Providers like HelloFresh may be confident in their ability to ride the momentum of consumer demand — the company recently told investors it will soon overtake rival Blue Apron — but most meal kits are struggling to reach profitability. Blue Apron, for example, has struggled against high marketing costs and declining consumer spending, and its stock dropped nearly 50% after its IPO this summer.

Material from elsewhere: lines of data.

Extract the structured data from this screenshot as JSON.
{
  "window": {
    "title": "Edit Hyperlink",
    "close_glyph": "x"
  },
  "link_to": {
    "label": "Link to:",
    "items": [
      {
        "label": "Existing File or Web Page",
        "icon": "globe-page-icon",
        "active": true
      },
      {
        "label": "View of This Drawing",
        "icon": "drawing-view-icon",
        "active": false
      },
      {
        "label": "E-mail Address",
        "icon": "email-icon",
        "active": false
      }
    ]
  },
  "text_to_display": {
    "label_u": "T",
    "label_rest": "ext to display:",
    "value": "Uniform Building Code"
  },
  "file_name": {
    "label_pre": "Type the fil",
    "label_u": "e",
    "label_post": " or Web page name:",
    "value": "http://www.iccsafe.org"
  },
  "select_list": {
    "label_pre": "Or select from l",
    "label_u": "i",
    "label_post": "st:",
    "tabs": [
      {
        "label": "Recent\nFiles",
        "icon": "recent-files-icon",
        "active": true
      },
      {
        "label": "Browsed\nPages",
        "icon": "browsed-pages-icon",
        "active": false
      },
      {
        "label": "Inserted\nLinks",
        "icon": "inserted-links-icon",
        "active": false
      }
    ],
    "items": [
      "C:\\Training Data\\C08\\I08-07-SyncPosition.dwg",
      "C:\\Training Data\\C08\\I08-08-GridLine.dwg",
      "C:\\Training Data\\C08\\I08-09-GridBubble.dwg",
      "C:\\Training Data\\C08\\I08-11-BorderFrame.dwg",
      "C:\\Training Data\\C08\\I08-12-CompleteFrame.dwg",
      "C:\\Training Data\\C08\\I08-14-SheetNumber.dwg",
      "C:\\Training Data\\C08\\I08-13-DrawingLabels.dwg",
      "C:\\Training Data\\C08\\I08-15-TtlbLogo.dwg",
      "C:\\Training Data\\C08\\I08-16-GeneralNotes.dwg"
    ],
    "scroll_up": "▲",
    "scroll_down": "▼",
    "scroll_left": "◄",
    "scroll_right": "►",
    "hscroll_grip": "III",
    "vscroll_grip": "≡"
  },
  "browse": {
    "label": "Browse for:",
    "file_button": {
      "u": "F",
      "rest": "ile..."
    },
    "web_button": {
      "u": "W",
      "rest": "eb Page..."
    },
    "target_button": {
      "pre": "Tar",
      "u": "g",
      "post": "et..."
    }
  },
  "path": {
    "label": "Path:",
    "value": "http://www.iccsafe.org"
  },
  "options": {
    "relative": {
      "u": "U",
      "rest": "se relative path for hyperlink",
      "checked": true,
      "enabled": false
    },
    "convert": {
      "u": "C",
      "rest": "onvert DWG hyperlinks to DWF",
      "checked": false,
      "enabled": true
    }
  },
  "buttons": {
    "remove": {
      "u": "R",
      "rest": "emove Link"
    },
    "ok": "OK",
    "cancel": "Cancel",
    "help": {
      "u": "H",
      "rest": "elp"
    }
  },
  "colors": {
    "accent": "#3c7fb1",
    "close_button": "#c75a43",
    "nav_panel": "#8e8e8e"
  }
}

But these signs aren't dissuading companies from entering the meal kit game. Amazon is currently testing its own meal kits, and Albertsons — which recently bought meal kit company Plated for an estimated $200 million — is ramping up its supply. Major retailers like Kroger and Publix have also gotten into the game. These new players are crowding the space, putting even more pressure on companies to deliver revenue and customer satisfaction. So where should meal kit makers be looking for growth opportunities? Can they reform their models or find another path to profitability?
The way forward is unclear. Though some analysts agree with Lempert that supermarkets may soon dominate the meal kit market, others argue that diverse consumer needs and shopping preferences could sustain multiple meal kit business types.
Given the erratic nature of today's meal kit sector, it may be best for companies to wait and see how and where consumers buy their meal kit. When the shakeout is over, they could make a more calculated move. If the trend has staying power, this strategy might work better than getting in and then exiting too early.